Recordação: será sonho ou uma greve geral?

Acordar cedo e gelar enquanto aqueço o chã, voltando logo a seguir para o recinto dos lençóis e cobertores, com um jornal à vista e alguns livros e apenas um braço de fora, o que torna tudo tão impraticável…penso (pensava) como vai ser?, e logo caminho em círculos, em círculos, prestes a morder a cauda, nem sequer é um labirinto antigo, ou um conto do Borges ou do Calvino....nem sei bem o que escrever enquanto limpo o nariz. Não é uma imagem bonita, isso não...


novembro 19, 2010

A circunstância fixe


Por um acaso sei onde estou. Ali, quase longe, um país anota as purgações de um outro que é o seu. Afinal é mesmo perto. Na grande capital, brincam-se aos políticos e às guerrinhas. Já se sabia, os grandes chefes multiplicam-se na roda à volta da fogueira, fumando o seu cachimbo em área permitida, enquanto outros treinam à manif com dia e hora marcada, antecipando placidamente o seu momento. É toda uma estrutura de ensaio, rematada nas mais singelas instâncias da simulação: todos juntos, cada um no seu (esboçado) lado da barricada. Resta-nos, um dia destes, a visita à casa de alterne crise, onde se assentam as alternadeiras cognominadas mercados.

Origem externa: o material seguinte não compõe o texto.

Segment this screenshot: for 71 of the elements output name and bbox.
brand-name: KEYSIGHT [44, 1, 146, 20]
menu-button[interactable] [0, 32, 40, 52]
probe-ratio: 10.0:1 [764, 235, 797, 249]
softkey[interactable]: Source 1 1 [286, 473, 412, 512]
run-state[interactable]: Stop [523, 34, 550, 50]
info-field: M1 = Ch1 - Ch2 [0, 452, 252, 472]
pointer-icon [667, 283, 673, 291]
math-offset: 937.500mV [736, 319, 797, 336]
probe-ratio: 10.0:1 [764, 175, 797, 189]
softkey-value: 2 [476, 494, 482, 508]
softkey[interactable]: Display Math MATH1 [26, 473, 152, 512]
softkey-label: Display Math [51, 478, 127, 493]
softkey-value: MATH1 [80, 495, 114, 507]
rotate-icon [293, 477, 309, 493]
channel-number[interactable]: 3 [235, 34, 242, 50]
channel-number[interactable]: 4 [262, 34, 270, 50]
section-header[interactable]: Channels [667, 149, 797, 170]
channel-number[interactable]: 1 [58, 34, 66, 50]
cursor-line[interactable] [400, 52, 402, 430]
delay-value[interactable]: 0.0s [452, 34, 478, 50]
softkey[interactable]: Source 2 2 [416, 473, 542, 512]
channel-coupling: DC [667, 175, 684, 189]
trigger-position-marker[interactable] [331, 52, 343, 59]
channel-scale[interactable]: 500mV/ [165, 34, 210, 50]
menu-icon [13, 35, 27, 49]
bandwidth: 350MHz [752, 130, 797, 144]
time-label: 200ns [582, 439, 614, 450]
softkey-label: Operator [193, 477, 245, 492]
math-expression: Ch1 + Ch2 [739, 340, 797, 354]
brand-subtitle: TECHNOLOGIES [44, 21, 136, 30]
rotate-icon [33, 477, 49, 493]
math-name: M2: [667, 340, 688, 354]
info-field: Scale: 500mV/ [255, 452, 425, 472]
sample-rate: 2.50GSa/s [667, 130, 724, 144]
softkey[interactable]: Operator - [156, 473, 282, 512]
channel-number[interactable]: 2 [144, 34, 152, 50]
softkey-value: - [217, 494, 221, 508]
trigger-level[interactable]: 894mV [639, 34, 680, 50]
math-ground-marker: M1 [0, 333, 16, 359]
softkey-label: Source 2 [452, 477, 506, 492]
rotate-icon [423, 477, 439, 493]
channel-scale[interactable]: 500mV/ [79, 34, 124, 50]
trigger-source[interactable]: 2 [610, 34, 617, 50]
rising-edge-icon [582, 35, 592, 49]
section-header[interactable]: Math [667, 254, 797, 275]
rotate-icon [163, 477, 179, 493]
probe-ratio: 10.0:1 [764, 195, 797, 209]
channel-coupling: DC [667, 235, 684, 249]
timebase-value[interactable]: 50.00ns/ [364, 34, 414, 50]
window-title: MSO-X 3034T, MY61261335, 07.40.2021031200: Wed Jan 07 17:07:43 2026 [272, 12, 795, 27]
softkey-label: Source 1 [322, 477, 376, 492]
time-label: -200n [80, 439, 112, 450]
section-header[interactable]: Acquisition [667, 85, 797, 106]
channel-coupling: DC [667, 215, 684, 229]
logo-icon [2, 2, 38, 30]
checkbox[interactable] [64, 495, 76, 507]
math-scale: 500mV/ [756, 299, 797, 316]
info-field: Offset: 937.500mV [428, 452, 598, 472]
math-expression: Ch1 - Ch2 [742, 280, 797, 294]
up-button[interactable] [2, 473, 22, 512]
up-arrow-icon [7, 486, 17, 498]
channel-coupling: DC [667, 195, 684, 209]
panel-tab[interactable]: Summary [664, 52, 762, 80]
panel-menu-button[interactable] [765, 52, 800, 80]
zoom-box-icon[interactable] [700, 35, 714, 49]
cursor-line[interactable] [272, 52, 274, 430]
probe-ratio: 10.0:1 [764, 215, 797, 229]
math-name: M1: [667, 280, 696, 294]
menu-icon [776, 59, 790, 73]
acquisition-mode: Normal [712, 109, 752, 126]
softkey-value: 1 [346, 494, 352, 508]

Paga-se um copo, mas nem se fode nem se sai de cima.

novembro 15, 2010

Poderiam ser vitupérios à solta na desmama

Eu apenas ia escrever sobre uma cena. Aliás, tudo terá começado com um artigo no Ípsilon, aquele apetrecho que vem acoplado com o Público às sextas, sobre um livro “O Estaleiro” de Juan Carlos Onetti, um gajo que eu quero mesmo ler, mesmo ler, nem sei bem porquê, mas julgo que subjugado por milhares de pensamentos que convergem num sentido: o pessimismo. Vai daí, neste mundo claustrofóbico animado, deparei-me com uma cena “Da cidade nervosa” do Vila- Matas, uma compilação de textos do sr. Enrique, (tipo compêndio – uma cena menor para vender livros), em que se lia qualquer coisa tirada do Elias Canetti, que por momentos, vá-se lá saber, me pareceu Onetti. Confusão. Mas, pois, era assim:

Alguém que jura viver no seu próprio país disfarçado de forasteiro até que o reconheçam. Morre, profundamente amargurado, como forasteiro.